Most classifiers take some additional training parameters. The call Train.main(outputDirectory) just uses the default values of all training parameters, but Train.main(File, String...) accepts additional String arguments for additional training parameters. Each classifier has a different format for these parameters - you may have to inspect the underlying machine learning library to determine what parameters it accepts.

If you run org.cleartk.example.pos.BuildTestExamplePosModel as it is, it will train a part-of-speech tagging classifier and package it up as target/examples/pos/model.jar.

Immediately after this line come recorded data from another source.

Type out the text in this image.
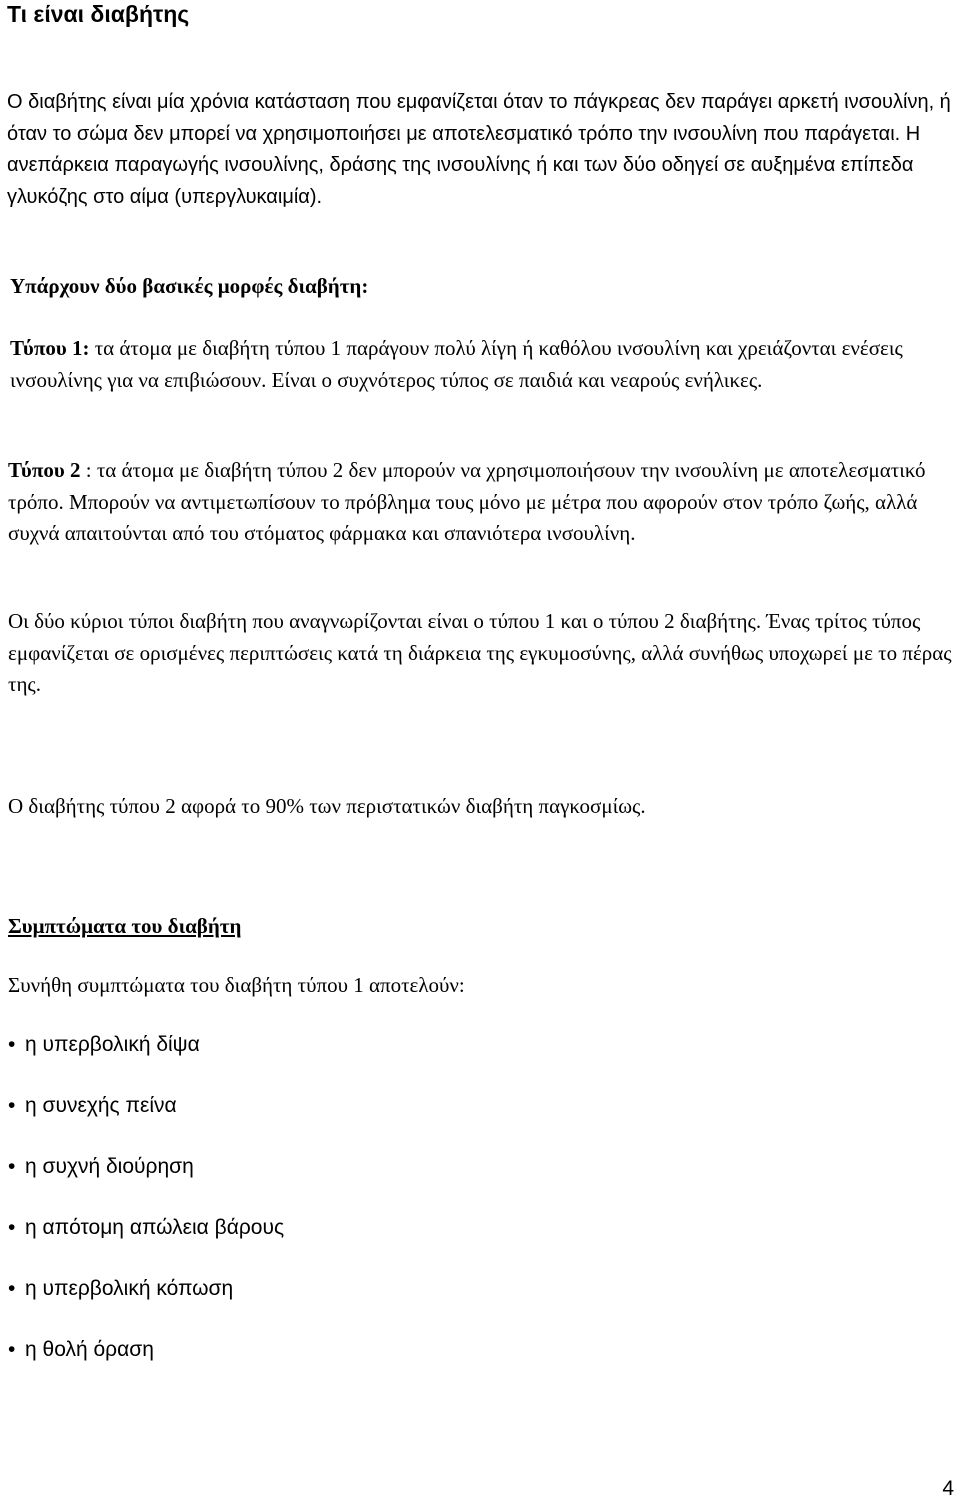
Τι είναι διαβήτης

Ο διαβήτης είναι μία χρόνια κατάσταση που εμφανίζεται όταν το πάγκρεας δεν παράγει αρκετή ινσουλίνη, ή όταν το σώμα δεν μπορεί να χρησιμοποιήσει με αποτελεσματικό τρόπο την ινσουλίνη που παράγεται. Η ανεπάρκεια παραγωγής ινσουλίνης, δράσης της ινσουλίνης ή και των δύο οδηγεί σε αυξημένα επίπεδα γλυκόζης στο αίμα (υπεργλυκαιμία).

Υπάρχουν δύο βασικές μορφές διαβήτη:

Τύπου 1: τα άτομα με διαβήτη τύπου 1 παράγουν πολύ λίγη ή καθόλου ινσουλίνη και χρειάζονται ενέσεις ινσουλίνης για να επιβιώσουν. Είναι ο συχνότερος τύπος σε παιδιά και νεαρούς ενήλικες.

Τύπου 2 : τα άτομα με διαβήτη τύπου 2 δεν μπορούν να χρησιμοποιήσουν την ινσουλίνη με αποτελεσματικό τρόπο. Μπορούν να αντιμετωπίσουν το πρόβλημα τους μόνο με μέτρα που αφορούν στον τρόπο ζωής, αλλά συχνά απαιτούνται από του στόματος φάρμακα και σπανιότερα ινσουλίνη.

Οι δύο κύριοι τύποι διαβήτη που αναγνωρίζονται είναι ο τύπου 1 και ο τύπου 2 διαβήτης. Ένας τρίτος τύπος εμφανίζεται σε ορισμένες περιπτώσεις κατά τη διάρκεια της εγκυμοσύνης, αλλά συνήθως υποχωρεί με το πέρας της.

Ο διαβήτης τύπου 2 αφορά το 90% των περιστατικών διαβήτη παγκοσμίως.

Συμπτώματα του διαβήτη

Συνήθη συμπτώματα του διαβήτη τύπου 1 αποτελούν:

• η υπερβολική δίψα
• η συνεχής πείνα
• η συχνή διούρηση
• η απότομη απώλεια βάρους
• η υπερβολική κόπωση
• η θολή όραση
4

Running the part-of-speech tagger

Now that we have created a model for part-of-speech tagging we are now ready to tag some parts-of-speech! We just need to set up a UIMA pipeline that creates sentences and tokens and then passes these to our CleartkSequenceAnnotator which will use the trained model to add the part-of-speech tags. The code that performs these steps is in org.cleartk.example.pos.RunExamplePOSAnnotator and looks like:

// A collection reader that creates one CAS per file, containing the file's URI
CollectionReader reader = UriCollectionReader.getCollectionReaderFromFiles(files);

// The pipeline of annotators
AggregateBuilder builder = new AggregateBuilder();

// An annotator that reads in the file text
builder.add(UriToDocumentTextAnnotator.getDescription());

// An annotator that adds Sentence annotations
builder.add(SentenceAnnotator.getDescription());

// An annotator that adds Token annotations
builder.add(TokenAnnotator.getDescription());

// The POS annotator, configured to make predictions
builder.add(ExamplePOSAnnotator.getClassifierDescription(ExamplePOSAnnotator.DEFAULT_MODEL));

// Run the pipeline of annotators on each of the CASes produced by the reader
SimplePipeline.runPipeline(reader, builder.createAggregateDescription());

The only new things in this snippet are the use of org.cleartk.syntax.opennlp.SentenceAnnotator, which wraps OpenNLP’s sentence segmenter, org.cleartk.token.tokenizer.TokenAnnotator, which is a PennTreeBank-style tokenizer, and ExamplePOSAnnotator.getClassifierDescription, which just creates an instance of our `` and configures it for prediction, like so:

AnalysisEngineFactory.createPrimitiveDescription(
    ExamplePOSAnnotator.class,
    GenericJarClassifierFactory.PARAM_CLASSIFIER_JAR_PATH,
    modelFileName);

The code in org.cleartk.example.pos.RunExamplePOSAnnotator contains one additional annotator to take the part-of-speech tags added to the CAS by our annotator and write them to a file. If you run this class as it is, it will produce a file target/examples/pos/2008_Sichuan_earthquake.txt.pos. Please open this file and observe the results.

You have successfully created a part-of-speech tagger and run it to tag text!